B.C. Environment and Climate Change Strategy Minister George Heyman speaks during an announcement at Burns Bog, in Delta, B.C., on Monday, June 29, 2020. The British Columbia government is setting a new target for reducing greenhouse gas emissions by 2025 after determining it is further from reaching its climate action goals than previously forecasted. THE CANADIAN PRESS/Darryl Dyck

B.C. Environment and Climate Change Strategy Minister George Heyman speaks during an announcement at Burns Bog, in Delta, B.C., on Monday, June 29, 2020. The British Columbia government is setting a new target for reducing greenhouse gas emissions by 2025 after determining it is further from reaching its climate action goals than previously forecasted. THE CANADIAN PRESS/Darryl Dyck

B.C. behind on climate goals, sets new 2025 emissions target to stay on track

New emissions target requires greenhouse gases in B.C. to fall 16 per cent below 2007 levels by 2025

The British Columbia government is setting a new target for cutting greenhouse gas emissions by 2025 after determining it is further from reaching its goals than previously forecasted.
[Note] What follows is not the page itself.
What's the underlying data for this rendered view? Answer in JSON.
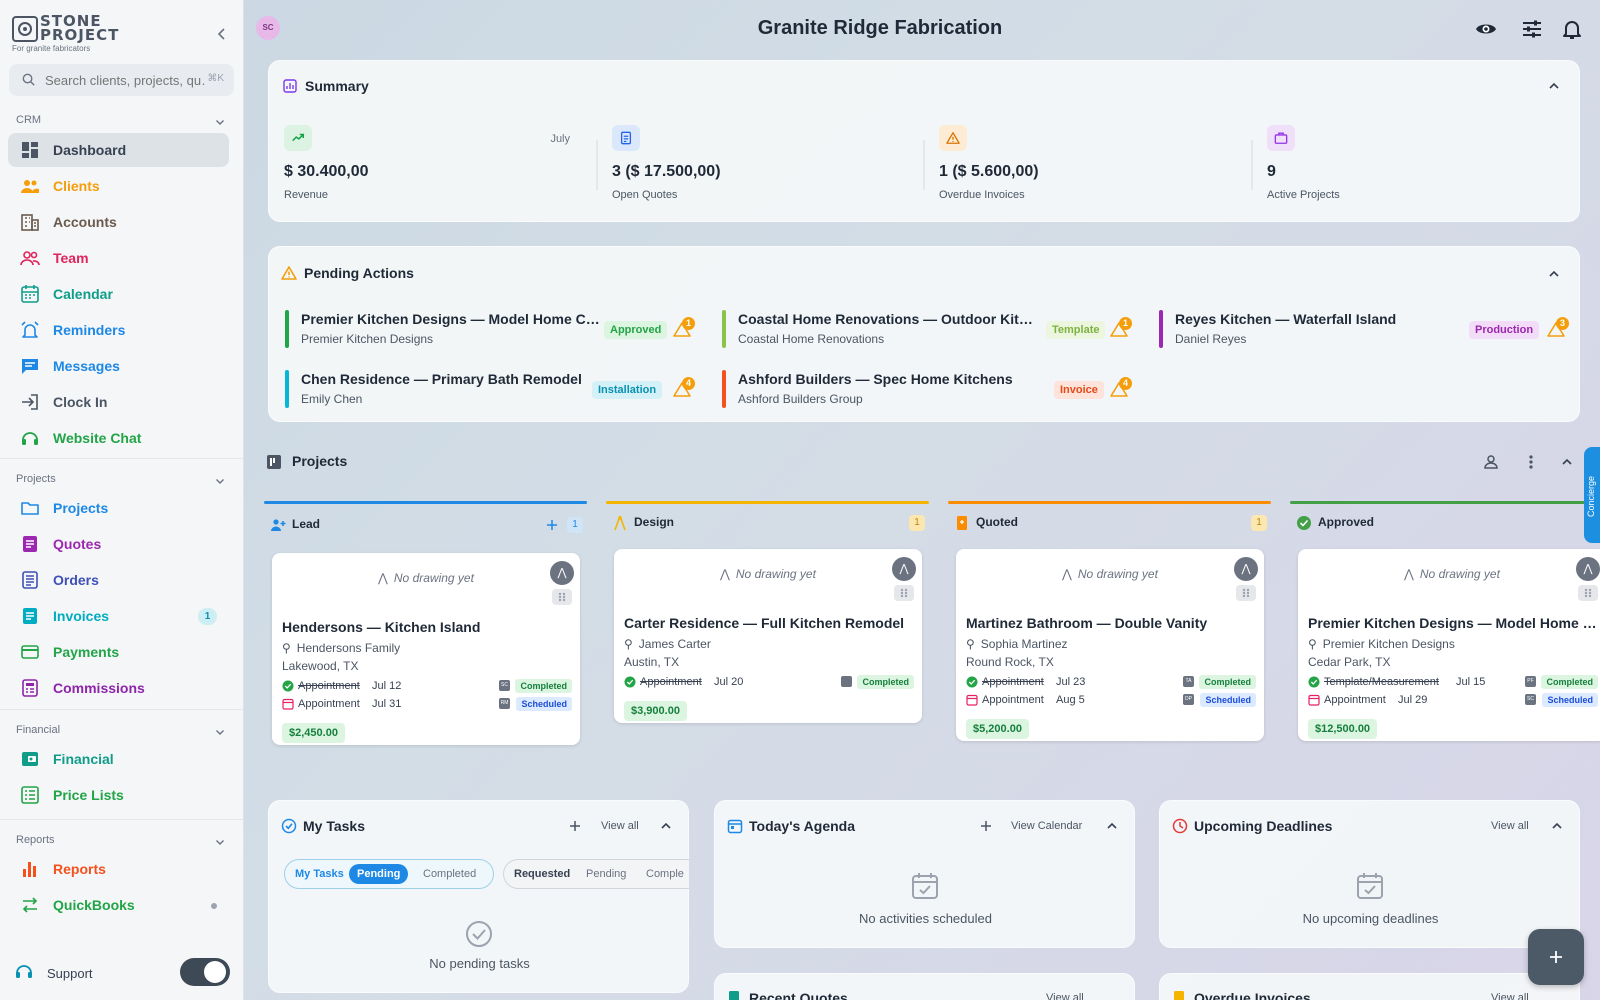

The new emissions target requires greenhouse gases in B.C. to fall 16 per cent below 2007 levels by 2025.

It also provides benchmarks to reach the province’s legislated emission targets for 2030, 2040 and 2050 of 40, 60 and 80 per cent below 2007 levels, respectively.

Environment Minister George Heyman said completing a plan to reach the legislated targets in the CleanBC program has been more challenging than anticipated.

The biggest factor in the gap was a change in data and methodology at the federal level that lowered B.C.’s 2007 baseline estimates, he said Wednesday.

A government report also says emissions rose in 2018 due to increases in fuel consumed in heavy-duty diesel vehicles, oil and gas extraction, off-road industrial transport and light-duty gasoline-powered trucks.

Heyman said more needs to be done to meet the targets and the province will set industry-specific targets by March 31.

“The gap that we see today signals the need to redouble our efforts to reduce emissions and to achieve our targets,” Heyman told a news conference.

“We are continuing to do significant work to deliver a detailed road map to our 2030 target and we’re committed to delivering that by the end of next year.”

The announcement came as B.C. released its 2020 Climate Change Accountability Report.

It shows that in 2018 — the most recent year for which data is available — gross greenhouse gas emissions were 67.9 million tonnes of carbon dioxide equivalent. This represents an increase of 4.5 megatonnes from 2007 levels, and was three per cent higher than 2017 emissions, the report says.

The models suggest emissions were expected to begin stabilizing in 2019 before decreasing in 2020 as CleanBC programs begin to take hold along with the effects of COVID-19.

Karen Tam Wu, B.C. director at the Pembina Institute, called the report a “sobering” wake-up call.

“The report offers a frank assessment: our climate plan has a gaping hole that we must fill,” she said in a statement.

Environmental group Stand.earth said the gap to B.C.’s legislated 2030 target has increased from 5.5 megatonnes in the 2019 report to between 7.2 and 11.2 megatonnes.

“Clearly this is a major setback for the government’s plan to meet our climate targets,” Sven Biggs, the group’s Canadian oil and gas program director, said in a news release.

Andrew Radzik, energy campaigner at the Georgia Strait Alliance, said the government can’t expand fracking and the LNG Canada project if it’s serious about meeting its climate goals. The report shows that while other sectors have reduced their emissions, oil and gas emissions continue to grow at an “alarming” rate, he said.

Heyman said LNG Canada, which is not yet operational, is not responsible for the gap in reaching the provincial targets. The government has no plans to rule out future LNG expansion so long as it fits within the CleanBC targets.

“This isn’t a light switch, this is like a dimmer, we’re transitioning,” he said. “To transition, you want to support industries that exist today and make them less carbon intensive and promote and support wide diversification into the jobs and economy of the future.”

Data in the report is from 2018 and does not yet reflect the effects of what has already been done under CleanBC, he said.

The plan has seen successes, such as the “tremendous” uptake of light-duty electric vehicles, he said.